Они лежали в поле, на широкой меже, чуть прикрытые тенью ракиты, и тихо беседовали. Кондарев, темно-русый и худощавый, с карими глазами и небольшими усиками, лежал на боку, облокачиваясь на локоть и с усталым выражением в глазах и на всем бледном лице говорил Опалихину о вчерашнем дне.
Опалихин слушал его молча, и только тень досады скользила порою в его ясных и холодных серых глазах. Он глядел прямо перед собою, в поле, резко сверкавшее под вешним солнцем. Благоухание крепкой и молодой жизни разливалось по всей окрестности бодрой волною, и поле точно нежилось в этой веселой волне света и тепла. Эта волна обдавала и Кондарева и, щуря глаза, он говорил. Он говорил, что вчера у него был Грохотов и просил взаймы две тысячи. И он дал их ему, хотя Грохотов должен ему и без того пять тысяч. Нельзя было не дать; очень уж у него был убитый вид.
Опалихин презрительно усмехнулся.
-- Грохотов вечно канючит, -- проговорил он, трогая рукою светло-русую бородку. -- И на что, подумаешь, ему деньги? До уборки хлебов еще далеко. Так какая-нибудь дурь.
Опалихин презрительно двинул плечом. Кондарев весело рассмеялся, и усталое выражение на минуту ушло с его лица.
-- О, нет, деньги ему нужны до зарезу.
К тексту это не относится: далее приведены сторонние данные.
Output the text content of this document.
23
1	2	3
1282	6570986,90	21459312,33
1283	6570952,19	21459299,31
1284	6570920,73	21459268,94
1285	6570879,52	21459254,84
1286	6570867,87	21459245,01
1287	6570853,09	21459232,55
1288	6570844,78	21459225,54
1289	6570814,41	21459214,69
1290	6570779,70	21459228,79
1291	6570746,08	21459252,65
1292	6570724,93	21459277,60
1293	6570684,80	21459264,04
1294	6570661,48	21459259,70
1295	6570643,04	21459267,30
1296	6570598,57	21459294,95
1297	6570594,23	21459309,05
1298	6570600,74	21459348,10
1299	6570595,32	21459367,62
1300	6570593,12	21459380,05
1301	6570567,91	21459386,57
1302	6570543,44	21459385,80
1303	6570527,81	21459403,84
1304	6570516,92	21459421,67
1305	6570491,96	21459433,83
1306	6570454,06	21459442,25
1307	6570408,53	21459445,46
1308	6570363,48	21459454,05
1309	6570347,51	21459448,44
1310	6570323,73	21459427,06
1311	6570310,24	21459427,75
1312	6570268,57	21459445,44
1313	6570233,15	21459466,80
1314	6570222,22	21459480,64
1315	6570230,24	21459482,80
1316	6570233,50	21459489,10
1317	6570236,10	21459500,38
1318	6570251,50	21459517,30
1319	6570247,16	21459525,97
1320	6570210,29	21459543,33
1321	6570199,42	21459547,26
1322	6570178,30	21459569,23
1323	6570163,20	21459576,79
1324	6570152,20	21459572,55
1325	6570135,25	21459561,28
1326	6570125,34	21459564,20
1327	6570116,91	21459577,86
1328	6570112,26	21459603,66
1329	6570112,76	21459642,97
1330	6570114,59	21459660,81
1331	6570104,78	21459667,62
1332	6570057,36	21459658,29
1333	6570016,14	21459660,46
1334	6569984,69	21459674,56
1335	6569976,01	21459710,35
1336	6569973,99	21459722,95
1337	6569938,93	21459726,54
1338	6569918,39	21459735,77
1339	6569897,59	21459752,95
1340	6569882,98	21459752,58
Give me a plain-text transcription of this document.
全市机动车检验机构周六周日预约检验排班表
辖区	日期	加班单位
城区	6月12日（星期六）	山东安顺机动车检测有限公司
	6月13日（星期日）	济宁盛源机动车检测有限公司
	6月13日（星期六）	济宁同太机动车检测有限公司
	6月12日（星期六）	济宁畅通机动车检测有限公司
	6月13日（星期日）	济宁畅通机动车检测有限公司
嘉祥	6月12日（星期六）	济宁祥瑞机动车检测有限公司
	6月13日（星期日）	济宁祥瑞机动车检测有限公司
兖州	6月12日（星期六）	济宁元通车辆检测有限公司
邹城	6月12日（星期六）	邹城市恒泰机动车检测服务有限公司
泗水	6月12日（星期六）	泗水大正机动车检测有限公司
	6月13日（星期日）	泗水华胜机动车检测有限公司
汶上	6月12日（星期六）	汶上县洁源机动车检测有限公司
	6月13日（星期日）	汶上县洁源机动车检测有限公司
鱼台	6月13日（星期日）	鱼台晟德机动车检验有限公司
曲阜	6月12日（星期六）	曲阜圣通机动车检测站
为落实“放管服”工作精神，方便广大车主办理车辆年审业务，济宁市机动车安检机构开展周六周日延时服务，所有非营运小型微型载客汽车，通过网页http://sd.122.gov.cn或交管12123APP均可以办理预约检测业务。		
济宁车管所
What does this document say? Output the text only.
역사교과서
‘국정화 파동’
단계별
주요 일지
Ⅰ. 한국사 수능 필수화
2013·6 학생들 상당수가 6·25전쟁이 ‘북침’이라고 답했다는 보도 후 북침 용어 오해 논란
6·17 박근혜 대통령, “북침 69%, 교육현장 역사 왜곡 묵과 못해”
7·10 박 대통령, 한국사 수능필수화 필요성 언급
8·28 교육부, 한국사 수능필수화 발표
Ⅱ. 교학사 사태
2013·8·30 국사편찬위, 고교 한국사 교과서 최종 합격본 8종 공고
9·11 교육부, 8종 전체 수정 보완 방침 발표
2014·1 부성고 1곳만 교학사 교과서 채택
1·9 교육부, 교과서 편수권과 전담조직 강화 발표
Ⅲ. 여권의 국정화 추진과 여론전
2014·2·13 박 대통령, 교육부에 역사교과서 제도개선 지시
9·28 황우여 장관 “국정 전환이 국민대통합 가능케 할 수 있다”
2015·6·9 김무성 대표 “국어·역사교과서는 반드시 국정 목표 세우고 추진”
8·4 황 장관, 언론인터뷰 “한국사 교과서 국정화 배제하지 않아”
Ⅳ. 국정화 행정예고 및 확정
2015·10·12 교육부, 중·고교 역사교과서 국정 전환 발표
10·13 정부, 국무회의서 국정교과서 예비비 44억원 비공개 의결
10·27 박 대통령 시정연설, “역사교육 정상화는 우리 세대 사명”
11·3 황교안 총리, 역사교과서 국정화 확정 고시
Он мне так и сказал "до зарезу". Ему, видишь ли, нужно купить граммофон, велосипед с бензиновым двигателем и еще какой-то оркестрион. И все это ему нужно к спеху.
Кондарев все еще смеялся; смех у него был хороший, звонкий, детский. Но Опалихина он, видимо, сердил; по его ярким губам скользнула холодная и презрительная усмешка.
-- Ну, чего ты смеешься? -- с досадой проговорил он, приподымая с травы свое сильное и стройное туловище.
-- Ты мой друг, мой лучший друг, и мне тебя жаль!
Он уселся на меже, свернув по-турецки ноги, и глядел на Кондарева холодными и ясными глазами.
-- Зачем ты суешь свои деньги направо и налево? Ведь Грохотов накануне банкротства и поддерживать его не к чему. Чем скорее он вылетит в трубу, тем будет лучше. Земля должна принадлежать сильным и смелым, и она будет им принадлежать. Тормозить движение жизни безрассудно. Такие люди, как Грохотов, -- сорная трава! Это -- ходячая меланхолия из кислого теста.
Опалихин замолчал. Кондарев приподнялся с травы, расправляя ноги. Ласковая и теплая волна неожиданно пришла с поля, обдала их обоих с ног до головы и ушла дальше, скользя по зеленой скатерти хлебов темной зыбью. Листья ракиты зашуршали и стихли. Ракита словно перекинулась с этой волной приветствием на своем непонятном наречии и снова оцепенела в тихой задумчивости.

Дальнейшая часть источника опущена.